Rascal Flatts singles chronology
| "Back to Us" (2017) | "Back to Life" (2018) | "Until Grace" (2020) |

= Back to Life (Rascal Flatts song) =

"Back to Life" is a song recorded by American country music group Rascal Flatts. It is their 39th single release overall, and its release is intended to be a standalone single, as opposed to their previous singles which were all included on studio albums. Cary Barlowe, Niko Moon, Shay Mooney, and Fred Wilhelm are the song's writers.

==History==
"Back to Life" was written by Cary Barlowe, Fred Wilhelm, Dan + Shay member Shay Mooney, and Sir Rosevelt member Niko Moon. The song is similar to many previous Rascal Flatts singles such as "Easy" and "Come Wake Me Up" by being a ballad with a 6/8 time signature. Rascal Flatts produced the song by themselves.
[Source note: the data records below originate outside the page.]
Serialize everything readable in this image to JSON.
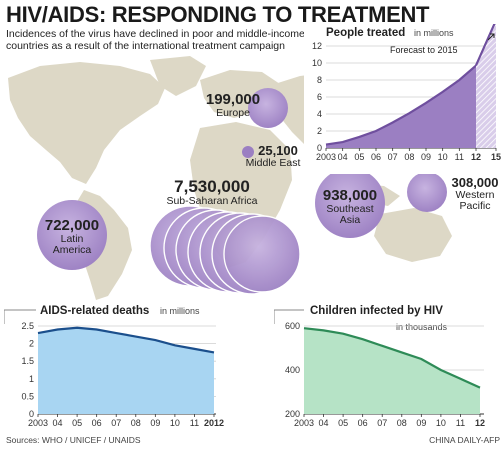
{
  "title": "HIV/AIDS: RESPONDING TO TREATMENT",
  "intro": "Incidences of the virus have declined in poor and middle-income countries as a result of the international treatment campaign",
  "regions": [
    {
      "value": "199,000",
      "name": "Europe"
    },
    {
      "value": "25,100",
      "name": "Middle East"
    },
    {
      "value": "7,530,000",
      "name": "Sub-Saharan Africa"
    },
    {
      "value": "938,000",
      "name": "Southeast Asia"
    },
    {
      "value": "308,000",
      "name": "Western Pacific"
    },
    {
      "value": "722,000",
      "name": "Latin America"
    }
  ],
  "colors": {
    "purple": "#9B7FC2",
    "purple_dark": "#6F4F9E",
    "map_land": "#DDD8C6",
    "blue_fill": "#A8D5F2",
    "blue_line": "#1B4F8C",
    "green_fill": "#B6E3C6",
    "green_line": "#2E8B57"
  },
  "chart_data": [
    {
      "type": "area",
      "title": "People treated",
      "unit_note": "in millions",
      "annotation": "Forecast to 2015",
      "x_labels": [
        "2003",
        "04",
        "05",
        "06",
        "07",
        "08",
        "09",
        "10",
        "11",
        "12",
        "15"
      ],
      "series": [
        {
          "values": [
            0.4,
            0.7,
            1.3,
            2.0,
            3.0,
            4.1,
            5.3,
            6.6,
            8.0,
            9.7,
            15.0
          ]
        }
      ],
      "forecast_from_index": 9,
      "ylim": [
        0,
        12
      ],
      "y_ticks": [
        "0",
        "2",
        "4",
        "6",
        "8",
        "10",
        "12"
      ]
    },
    {
      "type": "area",
      "title": "AIDS-related deaths",
      "unit_note": "in millions",
      "x_labels": [
        "2003",
        "04",
        "05",
        "06",
        "07",
        "08",
        "09",
        "10",
        "11",
        "2012"
      ],
      "series": [
        {
          "values": [
            2.3,
            2.4,
            2.45,
            2.4,
            2.3,
            2.2,
            2.1,
            1.95,
            1.85,
            1.75
          ]
        }
      ],
      "ylim": [
        0,
        2.5
      ],
      "y_ticks": [
        "0",
        "0.5",
        "1",
        "1.5",
        "2",
        "2.5"
      ]
    },
    {
      "type": "area",
      "title": "Children infected by HIV",
      "unit_note": "in thousands",
      "x_labels": [
        "2003",
        "04",
        "05",
        "06",
        "07",
        "08",
        "09",
        "10",
        "11",
        "12"
      ],
      "series": [
        {
          "values": [
            590,
            580,
            565,
            540,
            510,
            480,
            450,
            400,
            360,
            320
          ]
        }
      ],
      "ylim": [
        200,
        600
      ],
      "y_ticks": [
        "200",
        "400",
        "600"
      ]
    }
  ],
  "footer": {
    "sources": "Sources: WHO / UNICEF / UNAIDS",
    "credit": "CHINA DAILY-AFP"
  }
}
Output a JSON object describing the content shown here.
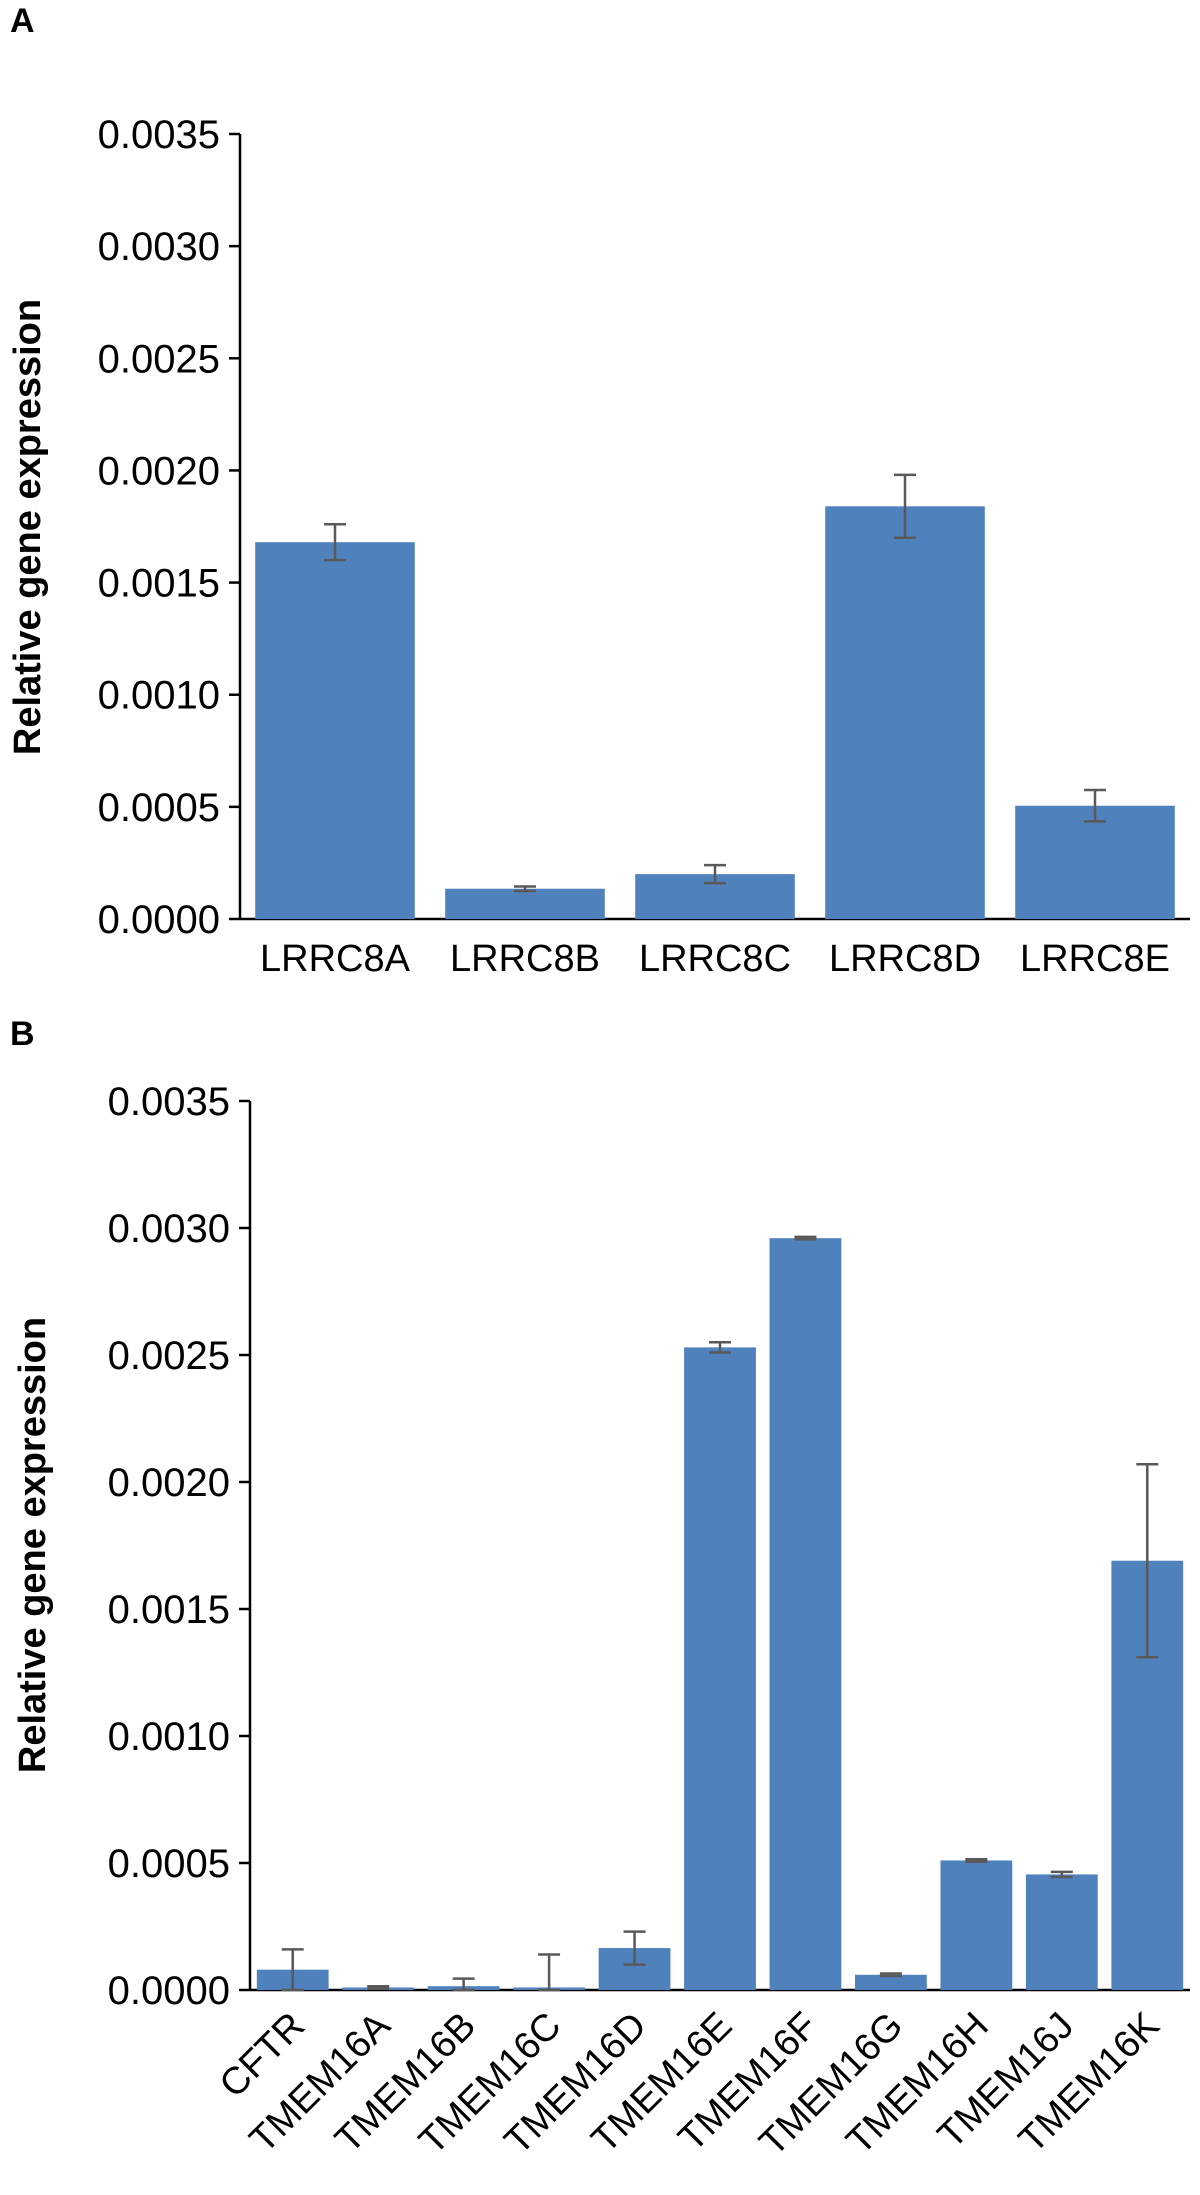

Mooney said that the decision for Rascal Flatts to record the song came after they had been on tour with Dan + Shay.

Rolling Stone Country writer Jon Freeman said of the song that " glides on a gently swinging rhythm and lists a series of reasons large and small that create a sense of renewal in love, from dancing around the living room to falling asleep five minutes into a movie." Unlike previous Rascal Flatts singles, "Back to Life" is intended to be a standalone single, as opposed to being included on an album.

==Chart performance==

===Weekly charts===

| Chart (2018–2019) | Peak position |
|---|---|
| Canada Country (Billboard) | 40 |
| US Bubbling Under Hot 100 (Billboard) | 20 |
| US Country Airplay (Billboard) | 17 |
| US Hot Country Songs (Billboard) | 28 |

===Year-end charts===

| Chart (2019) | Position |
|---|---|
| US Country Airplay (Billboard) | 56 |
| US Hot Country Songs (Billboard) | 69 |

==Certifications==

| Region | Certification | Certified units/sales |
| United States (RIAA) | Gold | 500,000^{‡} |
^{‡} Sales+streaming figures based on certification alone.